Whether you’re going on a picnic in the park, a hike in the woods, or heading down the road to a neighbor’s BBQ, these hand pies are the perfect portable treat to bring along. Store-bought puff pastry makes the prep quick and easy, leaving you more time for summer fun!
We used our Cinnamon Chocolate Mexicano disc, which adds just a hint of spice to the sweet pie filling. If you’re not in the mood for spice, give the Vanilla Mexicano a try, or Cacao Puro if you prefer the flavor of darker chocolate.
Makes 6 pies
2 cups sweet cherries, pitted and chopped
2 tablespoons sugar
1 disc Taza Cinnamon Chocolate Mexicano, chopped
1 3/4 tablespoon cornstarch, divided
1 tablespoon lemon juice
1 pound puff pastry (thawed, if frozen)
1 egg, beaten
Turbinado sugar, for dusting
1. Adjust oven rack to middle position and preheat to 350 degrees.
2. In a bowl combine cherries, sugar, chopped chocolate, 1 tablespoon cornstarch, and lemon juice, and toss to combine.
3. Unroll puff pastry and place one sheet on a cutting board. Cut puff pastry into 6 evenly sized rectangles and place on a baking sheet lined with a non-stick mat or parchment paper.

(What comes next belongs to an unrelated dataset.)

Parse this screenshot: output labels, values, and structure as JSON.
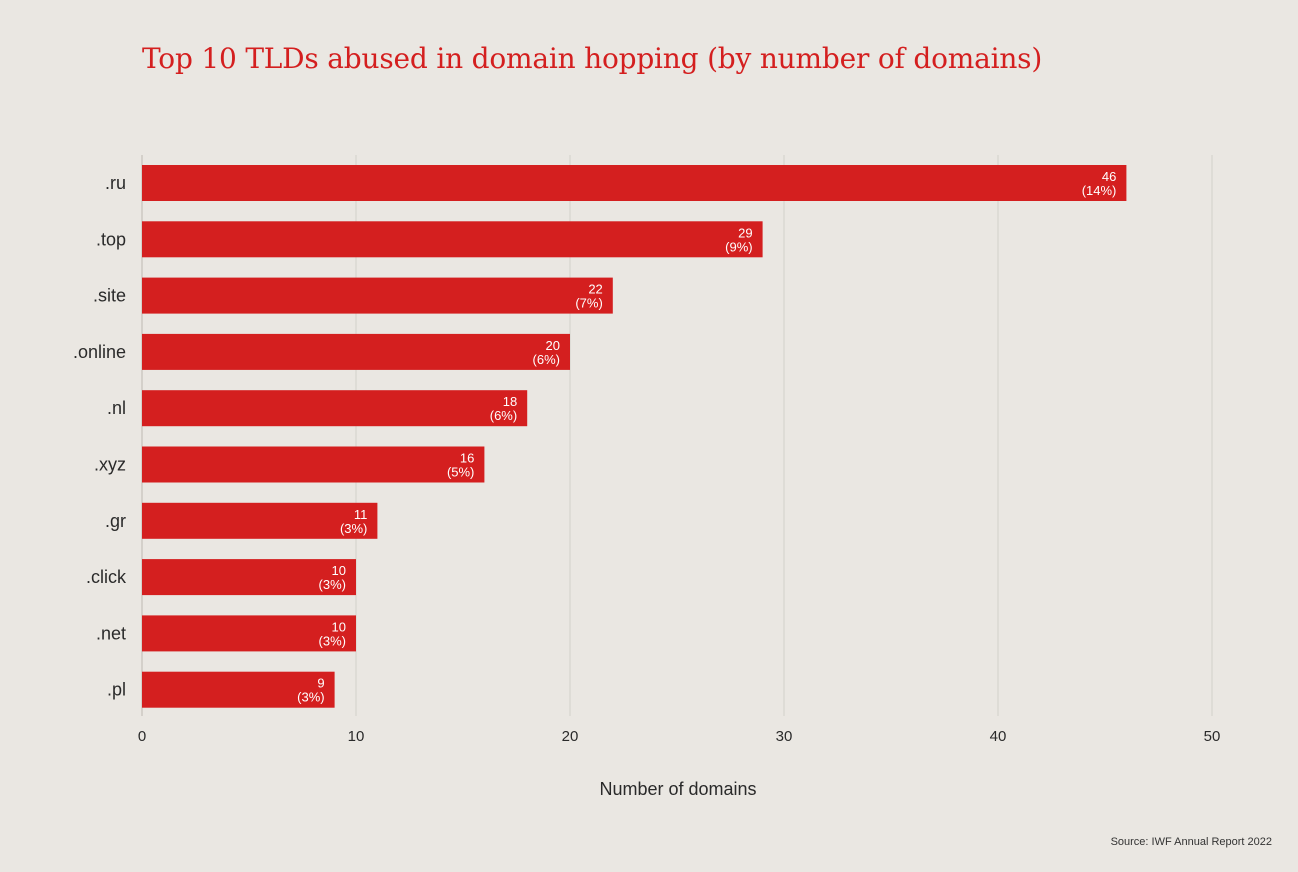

Divide cherry mixture between each rectangle and sprinkle with remaining cornstarch. Brush the edges with beaten egg, then divide remaining puff pastry into 6 evenly sized rectangles and place on top of cherry mixture. Crimp edges with a fork, then brush each pie with beaten egg. Cut air vents in the tops of the pies then sprinkle with turbinado sugar. Bake for 35 minutes, or until puffed and browned.